Personally, I do not wish, on the basis of one early-season performance, to peremptorily pigeonhole Gracie, to define the limits of what she can or cannot do, or become, as a skater in the future. Not reminding anyone of Yuna or Mao or Caro the first time out this season? Maybe she should quit skating and drive a truck :p.

This is not to say that we shouldn't call a spade a spade. We can clearly see the areas that need to be improved (e.g. jump consistency, a variety of PCS qualities). But pointing out the current shortcomings is not the same as flat-out declaring that they can never get better, or better enough to matter, and that she should cut her losses, and accept the conventional wisdom of her innate limitations. I do not agree with this. Let her try. Competition, at least at the current stage of Gracie's career, should be first about fulfilling one's potential and the pursuit of personal excellence, from which winning may spring as a by-product.

JMHO, but I think that Frank Carroll's comments about the need for a single voice is exactly right. There needs to be an overall vision for Gracie's career, a strategic arc that is mapped, whose waypoints do not end at Sochi. I fear that Gracie is bombarded with too many cacophonous voices, and that she has been sucked into the hype of her hypothetical position in the skating firmament (hypothetical because she hasn't really accomplished anything yet) and the attendant short-term payoff. Why do I think this? The fact that she refers to her "haters" is a small but clear sign, I think, that she has not shielded herself from the vortex of public expectations.
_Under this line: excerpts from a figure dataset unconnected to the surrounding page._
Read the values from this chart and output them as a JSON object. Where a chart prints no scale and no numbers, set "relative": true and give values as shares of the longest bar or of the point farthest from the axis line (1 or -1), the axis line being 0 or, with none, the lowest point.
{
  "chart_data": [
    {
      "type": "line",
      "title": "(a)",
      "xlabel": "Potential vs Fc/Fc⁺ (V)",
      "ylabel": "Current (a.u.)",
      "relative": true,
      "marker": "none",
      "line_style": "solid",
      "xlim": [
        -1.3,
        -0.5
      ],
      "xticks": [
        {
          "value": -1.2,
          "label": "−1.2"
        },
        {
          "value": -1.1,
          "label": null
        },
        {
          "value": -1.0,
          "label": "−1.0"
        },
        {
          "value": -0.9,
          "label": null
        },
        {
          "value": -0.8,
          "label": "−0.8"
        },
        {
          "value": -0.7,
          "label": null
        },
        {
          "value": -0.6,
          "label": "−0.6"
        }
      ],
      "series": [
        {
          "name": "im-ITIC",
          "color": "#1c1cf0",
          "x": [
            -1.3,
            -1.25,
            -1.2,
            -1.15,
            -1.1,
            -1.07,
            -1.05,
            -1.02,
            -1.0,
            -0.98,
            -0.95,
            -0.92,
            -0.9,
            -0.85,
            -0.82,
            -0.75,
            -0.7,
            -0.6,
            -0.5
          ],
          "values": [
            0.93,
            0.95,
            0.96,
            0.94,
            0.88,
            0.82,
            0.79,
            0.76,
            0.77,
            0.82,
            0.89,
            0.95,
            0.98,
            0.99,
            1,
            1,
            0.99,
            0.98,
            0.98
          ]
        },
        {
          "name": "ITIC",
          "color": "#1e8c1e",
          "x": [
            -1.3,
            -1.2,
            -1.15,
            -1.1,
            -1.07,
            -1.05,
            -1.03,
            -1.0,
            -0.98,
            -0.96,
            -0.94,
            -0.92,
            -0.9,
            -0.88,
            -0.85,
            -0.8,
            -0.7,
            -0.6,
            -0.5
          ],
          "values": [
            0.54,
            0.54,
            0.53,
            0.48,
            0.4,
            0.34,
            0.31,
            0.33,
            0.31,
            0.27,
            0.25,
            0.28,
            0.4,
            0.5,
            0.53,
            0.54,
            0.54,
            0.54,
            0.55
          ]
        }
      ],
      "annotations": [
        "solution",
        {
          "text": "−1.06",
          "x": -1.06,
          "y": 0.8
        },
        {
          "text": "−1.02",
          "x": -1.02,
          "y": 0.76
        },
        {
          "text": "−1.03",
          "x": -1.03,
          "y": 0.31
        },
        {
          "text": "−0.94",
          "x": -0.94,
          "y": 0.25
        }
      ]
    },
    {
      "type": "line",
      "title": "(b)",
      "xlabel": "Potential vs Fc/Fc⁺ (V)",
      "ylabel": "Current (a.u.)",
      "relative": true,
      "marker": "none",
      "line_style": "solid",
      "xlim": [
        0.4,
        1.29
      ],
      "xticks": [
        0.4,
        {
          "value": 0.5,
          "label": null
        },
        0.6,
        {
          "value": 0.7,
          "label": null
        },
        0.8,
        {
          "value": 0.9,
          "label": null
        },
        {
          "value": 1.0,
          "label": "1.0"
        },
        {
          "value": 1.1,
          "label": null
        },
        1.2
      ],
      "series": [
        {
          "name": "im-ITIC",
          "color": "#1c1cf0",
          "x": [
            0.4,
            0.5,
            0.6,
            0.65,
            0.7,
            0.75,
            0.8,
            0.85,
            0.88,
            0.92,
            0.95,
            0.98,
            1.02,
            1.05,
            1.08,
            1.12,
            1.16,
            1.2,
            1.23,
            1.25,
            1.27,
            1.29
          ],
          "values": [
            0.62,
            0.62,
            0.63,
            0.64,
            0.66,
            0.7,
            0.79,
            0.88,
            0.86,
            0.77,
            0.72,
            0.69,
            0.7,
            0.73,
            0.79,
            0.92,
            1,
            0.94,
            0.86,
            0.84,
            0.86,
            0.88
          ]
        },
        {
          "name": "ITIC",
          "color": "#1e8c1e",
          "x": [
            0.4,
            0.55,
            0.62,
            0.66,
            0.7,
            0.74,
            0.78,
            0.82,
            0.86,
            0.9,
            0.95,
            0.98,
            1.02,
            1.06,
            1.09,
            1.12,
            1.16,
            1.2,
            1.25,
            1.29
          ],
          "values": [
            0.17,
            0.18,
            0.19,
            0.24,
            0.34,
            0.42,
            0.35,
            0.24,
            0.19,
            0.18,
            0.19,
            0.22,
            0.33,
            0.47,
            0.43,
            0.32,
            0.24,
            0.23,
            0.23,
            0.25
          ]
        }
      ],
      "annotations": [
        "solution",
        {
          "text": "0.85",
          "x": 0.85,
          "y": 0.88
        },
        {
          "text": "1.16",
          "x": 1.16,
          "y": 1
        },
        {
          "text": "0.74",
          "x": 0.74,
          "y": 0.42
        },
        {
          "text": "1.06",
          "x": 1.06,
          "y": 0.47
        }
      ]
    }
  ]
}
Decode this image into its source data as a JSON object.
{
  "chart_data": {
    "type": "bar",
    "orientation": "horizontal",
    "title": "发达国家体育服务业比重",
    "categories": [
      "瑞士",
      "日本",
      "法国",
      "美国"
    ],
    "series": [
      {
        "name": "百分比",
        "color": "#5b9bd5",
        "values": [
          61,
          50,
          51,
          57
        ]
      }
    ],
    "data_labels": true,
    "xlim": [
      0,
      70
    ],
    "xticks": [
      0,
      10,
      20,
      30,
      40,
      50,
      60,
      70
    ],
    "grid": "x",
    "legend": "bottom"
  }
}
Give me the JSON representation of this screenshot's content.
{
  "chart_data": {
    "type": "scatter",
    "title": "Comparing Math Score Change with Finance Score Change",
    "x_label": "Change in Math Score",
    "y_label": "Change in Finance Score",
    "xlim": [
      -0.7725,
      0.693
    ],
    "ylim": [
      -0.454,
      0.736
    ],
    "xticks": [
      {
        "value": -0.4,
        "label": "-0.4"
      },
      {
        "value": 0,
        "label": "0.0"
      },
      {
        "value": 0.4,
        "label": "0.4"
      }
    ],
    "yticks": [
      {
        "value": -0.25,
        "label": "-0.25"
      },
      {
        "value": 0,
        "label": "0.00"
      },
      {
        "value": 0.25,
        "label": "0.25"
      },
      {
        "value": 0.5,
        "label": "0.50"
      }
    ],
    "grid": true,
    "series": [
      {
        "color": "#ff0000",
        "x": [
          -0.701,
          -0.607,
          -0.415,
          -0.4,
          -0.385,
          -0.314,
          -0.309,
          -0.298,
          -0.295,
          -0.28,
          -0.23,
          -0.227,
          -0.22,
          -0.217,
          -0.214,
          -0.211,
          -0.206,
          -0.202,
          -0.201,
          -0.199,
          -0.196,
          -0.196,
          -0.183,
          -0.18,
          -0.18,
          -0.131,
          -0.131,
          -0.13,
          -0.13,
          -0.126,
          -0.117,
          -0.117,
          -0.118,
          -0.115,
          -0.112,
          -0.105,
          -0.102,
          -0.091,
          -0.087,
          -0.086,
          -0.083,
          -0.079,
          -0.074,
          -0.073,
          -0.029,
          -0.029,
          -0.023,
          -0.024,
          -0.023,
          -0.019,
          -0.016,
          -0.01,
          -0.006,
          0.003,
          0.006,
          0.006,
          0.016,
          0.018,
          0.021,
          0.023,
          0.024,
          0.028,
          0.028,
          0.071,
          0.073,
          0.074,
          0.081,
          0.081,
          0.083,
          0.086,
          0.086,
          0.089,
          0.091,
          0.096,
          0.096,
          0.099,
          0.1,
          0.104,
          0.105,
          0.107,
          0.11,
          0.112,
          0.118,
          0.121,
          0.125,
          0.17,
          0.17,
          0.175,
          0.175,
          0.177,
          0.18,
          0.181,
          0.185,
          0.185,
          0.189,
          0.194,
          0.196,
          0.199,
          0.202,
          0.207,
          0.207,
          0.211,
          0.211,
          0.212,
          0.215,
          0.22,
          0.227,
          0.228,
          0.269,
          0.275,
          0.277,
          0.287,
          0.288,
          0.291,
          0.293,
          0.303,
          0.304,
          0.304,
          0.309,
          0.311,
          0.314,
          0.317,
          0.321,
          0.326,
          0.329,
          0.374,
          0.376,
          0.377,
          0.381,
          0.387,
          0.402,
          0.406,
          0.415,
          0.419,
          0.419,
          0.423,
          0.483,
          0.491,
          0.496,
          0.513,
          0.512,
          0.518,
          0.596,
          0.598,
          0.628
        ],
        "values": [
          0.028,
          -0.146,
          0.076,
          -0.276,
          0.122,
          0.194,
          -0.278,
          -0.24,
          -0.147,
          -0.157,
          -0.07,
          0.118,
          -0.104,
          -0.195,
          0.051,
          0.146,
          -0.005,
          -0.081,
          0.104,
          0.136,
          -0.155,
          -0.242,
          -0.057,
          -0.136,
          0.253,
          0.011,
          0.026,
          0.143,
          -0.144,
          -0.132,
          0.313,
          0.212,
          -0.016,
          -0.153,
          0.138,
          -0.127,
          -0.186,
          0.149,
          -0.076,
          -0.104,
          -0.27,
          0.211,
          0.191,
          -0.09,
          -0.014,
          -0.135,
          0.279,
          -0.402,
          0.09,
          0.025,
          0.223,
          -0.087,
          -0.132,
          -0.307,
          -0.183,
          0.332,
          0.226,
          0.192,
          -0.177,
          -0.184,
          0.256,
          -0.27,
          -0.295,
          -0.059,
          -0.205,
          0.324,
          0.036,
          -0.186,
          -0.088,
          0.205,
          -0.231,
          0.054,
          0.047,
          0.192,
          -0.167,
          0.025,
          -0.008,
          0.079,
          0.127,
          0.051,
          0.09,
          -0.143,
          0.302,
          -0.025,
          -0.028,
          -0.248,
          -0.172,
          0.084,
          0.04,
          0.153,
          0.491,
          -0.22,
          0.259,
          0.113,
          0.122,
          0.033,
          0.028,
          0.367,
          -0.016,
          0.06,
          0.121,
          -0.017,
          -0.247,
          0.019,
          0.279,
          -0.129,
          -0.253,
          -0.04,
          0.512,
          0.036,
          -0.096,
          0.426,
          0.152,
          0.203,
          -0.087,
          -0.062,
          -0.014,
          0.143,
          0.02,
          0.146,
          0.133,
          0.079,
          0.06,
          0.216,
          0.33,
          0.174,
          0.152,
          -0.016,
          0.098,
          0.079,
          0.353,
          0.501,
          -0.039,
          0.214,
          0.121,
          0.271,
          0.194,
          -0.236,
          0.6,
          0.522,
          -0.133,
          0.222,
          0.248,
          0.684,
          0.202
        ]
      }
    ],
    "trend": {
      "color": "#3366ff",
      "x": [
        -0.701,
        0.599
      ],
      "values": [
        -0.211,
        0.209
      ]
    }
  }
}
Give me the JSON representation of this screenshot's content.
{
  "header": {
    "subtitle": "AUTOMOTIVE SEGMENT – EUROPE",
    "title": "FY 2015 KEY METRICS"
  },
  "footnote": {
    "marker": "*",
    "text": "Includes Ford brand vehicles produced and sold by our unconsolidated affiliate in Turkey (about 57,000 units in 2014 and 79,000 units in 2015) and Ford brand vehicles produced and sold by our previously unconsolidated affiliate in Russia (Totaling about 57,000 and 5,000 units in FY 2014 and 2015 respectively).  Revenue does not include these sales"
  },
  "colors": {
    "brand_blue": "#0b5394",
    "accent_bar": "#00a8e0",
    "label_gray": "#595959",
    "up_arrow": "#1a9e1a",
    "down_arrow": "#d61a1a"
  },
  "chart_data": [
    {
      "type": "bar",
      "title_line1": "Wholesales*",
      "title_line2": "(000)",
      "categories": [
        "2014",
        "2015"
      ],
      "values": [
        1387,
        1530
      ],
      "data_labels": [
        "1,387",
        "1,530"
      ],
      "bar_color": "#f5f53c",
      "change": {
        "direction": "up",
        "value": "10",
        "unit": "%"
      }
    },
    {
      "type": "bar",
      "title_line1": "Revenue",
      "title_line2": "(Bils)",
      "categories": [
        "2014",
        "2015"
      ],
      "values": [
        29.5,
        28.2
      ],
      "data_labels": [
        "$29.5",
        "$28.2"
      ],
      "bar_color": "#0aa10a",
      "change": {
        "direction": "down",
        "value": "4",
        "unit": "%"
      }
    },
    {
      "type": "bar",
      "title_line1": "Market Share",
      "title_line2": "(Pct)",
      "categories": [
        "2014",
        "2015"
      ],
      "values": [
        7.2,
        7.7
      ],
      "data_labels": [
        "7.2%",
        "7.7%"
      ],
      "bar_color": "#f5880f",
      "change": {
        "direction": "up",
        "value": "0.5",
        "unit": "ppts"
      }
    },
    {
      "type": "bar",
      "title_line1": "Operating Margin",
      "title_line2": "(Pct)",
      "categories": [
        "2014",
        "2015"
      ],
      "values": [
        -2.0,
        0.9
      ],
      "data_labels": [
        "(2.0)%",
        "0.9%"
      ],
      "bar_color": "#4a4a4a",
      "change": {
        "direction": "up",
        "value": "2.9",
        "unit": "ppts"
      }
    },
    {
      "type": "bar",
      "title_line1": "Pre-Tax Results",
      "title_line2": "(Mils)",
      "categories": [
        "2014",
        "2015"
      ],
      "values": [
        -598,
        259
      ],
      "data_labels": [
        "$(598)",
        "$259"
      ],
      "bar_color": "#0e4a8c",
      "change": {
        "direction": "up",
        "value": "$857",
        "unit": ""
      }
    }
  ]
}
Naturally, at such an age and under such a mindset, when things do not go swimmingly, a certain amount of panic starts setting in, which is always a dangerous time. Her Free-Skate, in which her jumps began to unravel like a bad zipper after the first mistake, is emblematic in microcosm of potential macro issues in the management of her career that Gracie needs to navigate.

Again, purely my personal opinion, but I believe that Gracie should be focusing on improving and competing hard and having fun, knowing that she's executing a five-year game plan, not just a few months. If something unexpectedly great unfolds, that's icing. By lifting the burden of internal expectations, it might even improve her results.

I am not, I trust, underestimating or patronizing Gracie. Timing is everything. If she had more years of senior skating under her belt, and it was clear that she is at or near her performance plateau, then it is a different story. Then, one's time is now, and the skater has to accept the proposition that she must go big or go home.

Gracie, however, does not need to take up that particular burden quite yet, in my view. And we shouldn't be pushing it on her.

Take a deep breath, girl, and get a good sniff of perspective. I certainly hope things work with Frank Carroll.

(Then get back to your run-throughs :laugh:)
 

Icey

Record Breaker
Joined
Nov 28, 2012
Doesn't seem this has been well thought out. So Alex yelled at her. Surely that problem could have been easily worked out.
 

deedee1

Record Breaker
Joined
Nov 14, 2007
Gracie Gold is without coach

:eek::eek: I sincerely hope the situation will be solved, the best for her and very soon.